I'd like to share some untold stories behind this feature. The OceanBase product R&D department will present a "Breakthrough Award" at the end of each year. It's the top award in our department. The final candidates of the award last year were the columnar storage project team and the binlog project team.
Well, as it turned out, the binlog project team won the award. I am glad that our department leaders voted for the binlog project team that is dedicated to improve ease of use, instead of the columnar storage project team that is set out to enhance core product capabilities. This is a testament that our production and research team has realized that improved ease of use means more to developers than modest performance enhancement.
ii. OceanBase landscape: from basic ecological adaptation to open technology ecosystem
This is the landscape of OceanBase ecological tools.
OceanBase ecological tools have gone through two main stages in their development.
The first stage is ecological adaptation, including the adaption of ecological tools to the OceanBase Database kernel and adaption of OceanBase Database as a database ecosystem to other database ecosystems, such as Kubernetes and big data.
The second stage is joint construction of the ecosystem based on open APIs. At present, more than 750 mainstream products have joined the OceanBase ecosystem, and joined forces with OceanBase to build the open ecosystem.
iii. Sustained efforts to lower entry barriers for developers based on open source
Finally, I'd like talk about the open source community of OceanBase.
The OceanBase open source community was originally positioned as a "responsive" community where user feedbacks will be responded in a timely manner. Now we have upgrade the community to be an interactive one.
I've always believed that open source is not just about opening up and sharing some source code of products or technologies, but more about the open source community being a bridge that brings together people interested in a certain product. This is one of the key insights I gained last year.
Gladly, our user organization OUG finally went on track last year. We've held a series of OUG city visit and enterprise visit events in concert with a bunch of enterprises such as 58, Zhihu, and Vivo in the open source community.
Many developers have shared their thoughts in the open source community. More than 118 developers opened their blog accounts and published more than 1,000 technical blogs. The community also boasts an impressive collection of co-developed open source projects, including six warehouses containing over 50,000 code lines built jointly by OceanBase and other companies or developers.

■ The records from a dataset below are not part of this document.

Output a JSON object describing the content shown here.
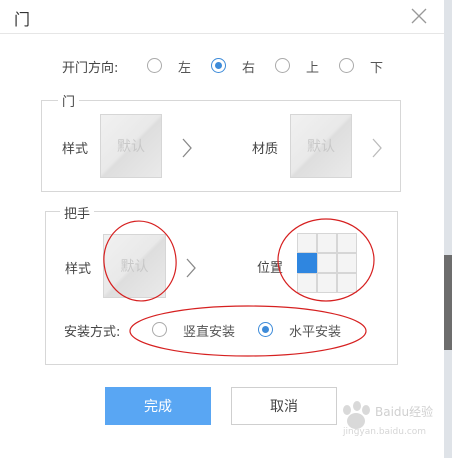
{
  "dialog": {
    "title": "门"
  },
  "open_direction": {
    "label": "开门方向:",
    "options": [
      {
        "label": "左",
        "checked": false
      },
      {
        "label": "右",
        "checked": true
      },
      {
        "label": "上",
        "checked": false
      },
      {
        "label": "下",
        "checked": false
      }
    ]
  },
  "door_group": {
    "legend": "门",
    "style_label": "样式",
    "style_value": "默认",
    "material_label": "材质",
    "material_value": "默认"
  },
  "handle_group": {
    "legend": "把手",
    "style_label": "样式",
    "style_value": "默认",
    "position_label": "位置",
    "position_grid": {
      "rows": 3,
      "cols": 3,
      "selected_row": 2,
      "selected_col": 1
    },
    "install_label": "安装方式:",
    "install_options": [
      {
        "label": "竖直安装",
        "checked": false
      },
      {
        "label": "水平安装",
        "checked": true
      }
    ]
  },
  "buttons": {
    "confirm": "完成",
    "cancel": "取消"
  },
  "watermark": {
    "text": "Baidu经验",
    "sub": "jingyan.baidu.com"
  },
  "colors": {
    "primary": "#59a6f3",
    "accent": "#2f86e0",
    "annotation": "#d62020"
  }
}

VII. Huge kudos to developers, who built a bridge for communication with inspired initiatives
Our special thanks go to the 108 developers entitled "Star of the Month". Your active participation has made our community a better place to learn about OceanBase. We also highly appreciate the efforts of the application developers and 315 OceanBase contributors for jointly building the OceanBase ecosystem and making the open source endeavor more fruitful.
Last but not least, I'd like to share with you a project case from the OceanBase community. It is an initiative made by a developer to build a vector engine plug-in to integrate SQL and AI in OceanBase Database.
Though OceanBase Database currently does not support vector databases, he still spent months in writing a vector engine plug-in based on the open source code of OceanBase Database. He also built a personal knowledge base based on the vector engine plug-in that he wrote. This knowledge base supports natural language retrieval.
This initiative is fascinating. We look forward to more initiatives like this coming up in the OceanBase community. We sincerely hope that our open source community will become a warm haven where people can have fun and make friends.
That's all for my sharing today. Look forward to seeing you again at the 2024 Release Conference.